We quickly noticed that tool responses were swallowing the majority of the budget - especially long JSON payloads from data queries.


Eliminating the Waste: Why We Chose Compaction

There are many context engineering techniques (compaction, reduction, sub-agent architectures). For this post, we focus on compaction because it was the fastest, least invasive win.

The Compaction Insight

Tool responses were the culprit. JSON is token-inefficient (braces, quotes, whitespace), and our tool results kept piling up. The simplest fix was to stop carrying old tool payloads forward in the next turn and replace them with a compact placeholder.


The Solution: Replace Old Tool Results With a Placeholder

After a tool call completes, we keep the raw JSON for the UI, but we replace it in the next LLM request with a short, static placeholder.
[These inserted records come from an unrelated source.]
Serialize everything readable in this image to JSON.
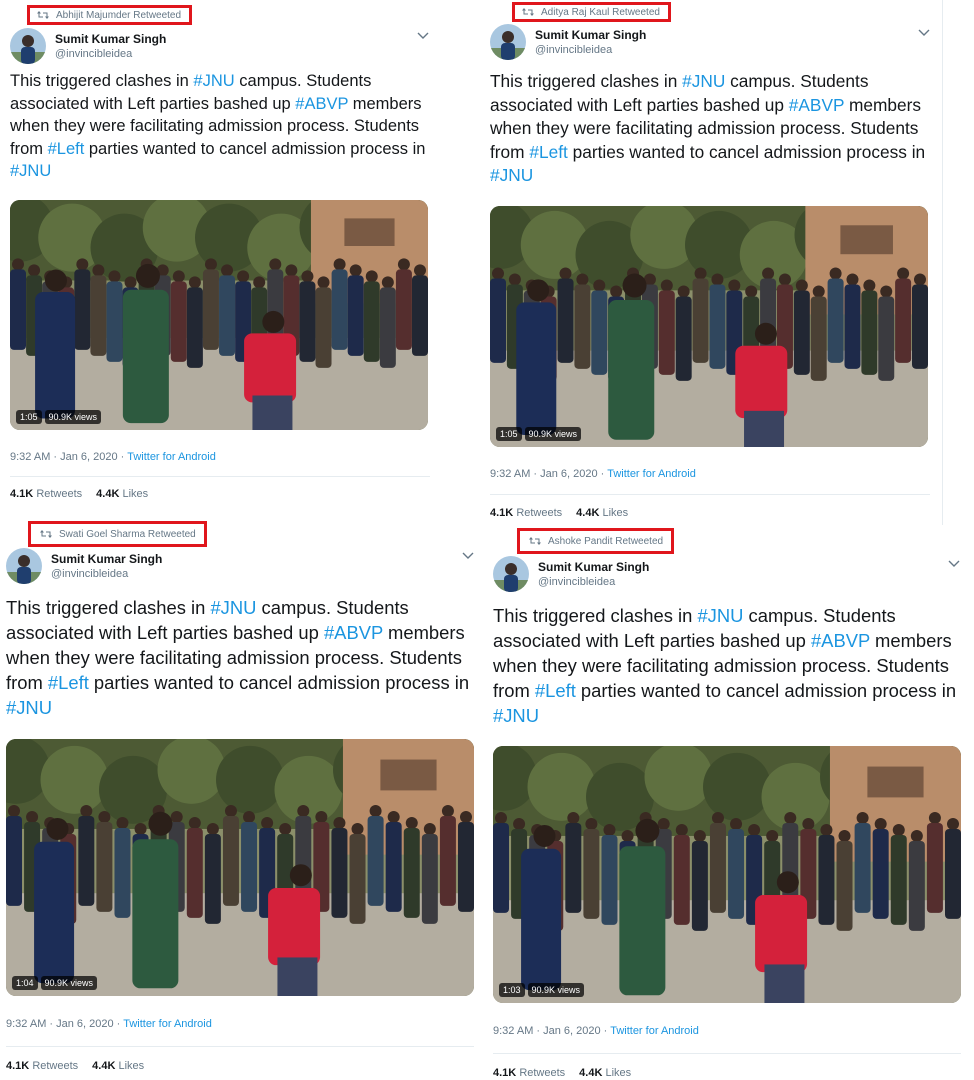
{
  "tweets": [
    {
      "retweeted_by": "Abhijit Majumder Retweeted",
      "user_name": "Sumit Kumar Singh",
      "handle": "@invincibleidea",
      "text_1": "This triggered clashes in ",
      "tag_1": "#JNU",
      "text_2": " campus. Students associated with Left parties bashed up ",
      "tag_2": "#ABVP",
      "text_3": " members when they were facilitating admission process. Students from ",
      "tag_3": "#Left",
      "text_4": " parties wanted to cancel admission process in ",
      "tag_4": "#JNU",
      "duration": "1:05",
      "views": "90.9K views",
      "timestamp": "9:32 AM · Jan 6, 2020 · ",
      "source": "Twitter for Android",
      "retweet_count": "4.1K",
      "retweet_label": "Retweets",
      "like_count": "4.4K",
      "like_label": "Likes"
    },
    {
      "retweeted_by": "Aditya Raj Kaul Retweeted",
      "user_name": "Sumit Kumar Singh",
      "handle": "@invincibleidea",
      "text_1": "This triggered clashes in ",
      "tag_1": "#JNU",
      "text_2": " campus. Students associated with Left parties bashed up ",
      "tag_2": "#ABVP",
      "text_3": " members when they were facilitating admission process. Students from ",
      "tag_3": "#Left",
      "text_4": " parties wanted to cancel admission process in ",
      "tag_4": "#JNU",
      "duration": "1:05",
      "views": "90.9K views",
      "timestamp": "9:32 AM · Jan 6, 2020 · ",
      "source": "Twitter for Android",
      "retweet_count": "4.1K",
      "retweet_label": "Retweets",
      "like_count": "4.4K",
      "like_label": "Likes"
    },
    {
      "retweeted_by": "Swati Goel Sharma Retweeted",
      "user_name": "Sumit Kumar Singh",
      "handle": "@invincibleidea",
      "text_1": "This triggered clashes in ",
      "tag_1": "#JNU",
      "text_2": " campus. Students associated with Left parties bashed up ",
      "tag_2": "#ABVP",
      "text_3": " members when they were facilitating admission process. Students from ",
      "tag_3": "#Left",
      "text_4": " parties wanted to cancel admission process in ",
      "tag_4": "#JNU",
      "duration": "1:04",
      "views": "90.9K views",
      "timestamp": "9:32 AM · Jan 6, 2020 · ",
      "source": "Twitter for Android",
      "retweet_count": "4.1K",
      "retweet_label": "Retweets",
      "like_count": "4.4K",
      "like_label": "Likes"
    },
    {
      "retweeted_by": "Ashoke Pandit Retweeted",
      "user_name": "Sumit Kumar Singh",
      "handle": "@invincibleidea",
      "text_1": "This triggered clashes in ",
      "tag_1": "#JNU",
      "text_2": " campus. Students associated with Left parties bashed up ",
      "tag_2": "#ABVP",
      "text_3": " members when they were facilitating admission process. Students from ",
      "tag_3": "#Left",
      "text_4": " parties wanted to cancel admission process in ",
      "tag_4": "#JNU",
      "duration": "1:03",
      "views": "90.9K views",
      "timestamp": "9:32 AM · Jan 6, 2020 · ",
      "source": "Twitter for Android",
      "retweet_count": "4.1K",
      "retweet_label": "Retweets",
      "like_count": "4.4K",
      "like_label": "Likes"
    }
  ],
  "colors": {
    "hashtag": "#1b95e0",
    "highlight_box": "#e0161c",
    "muted": "#657786"
  },
  "icons": {
    "retweet": "retweet-icon",
    "caret": "chevron-down-icon"
  }
}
If the agent needs the data again, it can re-call the tool.

"This tool call was successful. Please re-run the tool if you need access to the data again."

Example Interaction (Compaction From Turn 2 Onward)

Below is a simplified, screenshot-style view showing compaction from Turn 2 onward in a conversation where an agent is querying national emissions data for different countries.

Tool call response trimming across two turns
Example interaction showing full tool results in Turn 1 and a trimmed placeholder in Turn 2.


The Impact (Token Budget)

Here's a simple before/after view of the token budget for Turn 1:

Component Before (tokens) After (tokens)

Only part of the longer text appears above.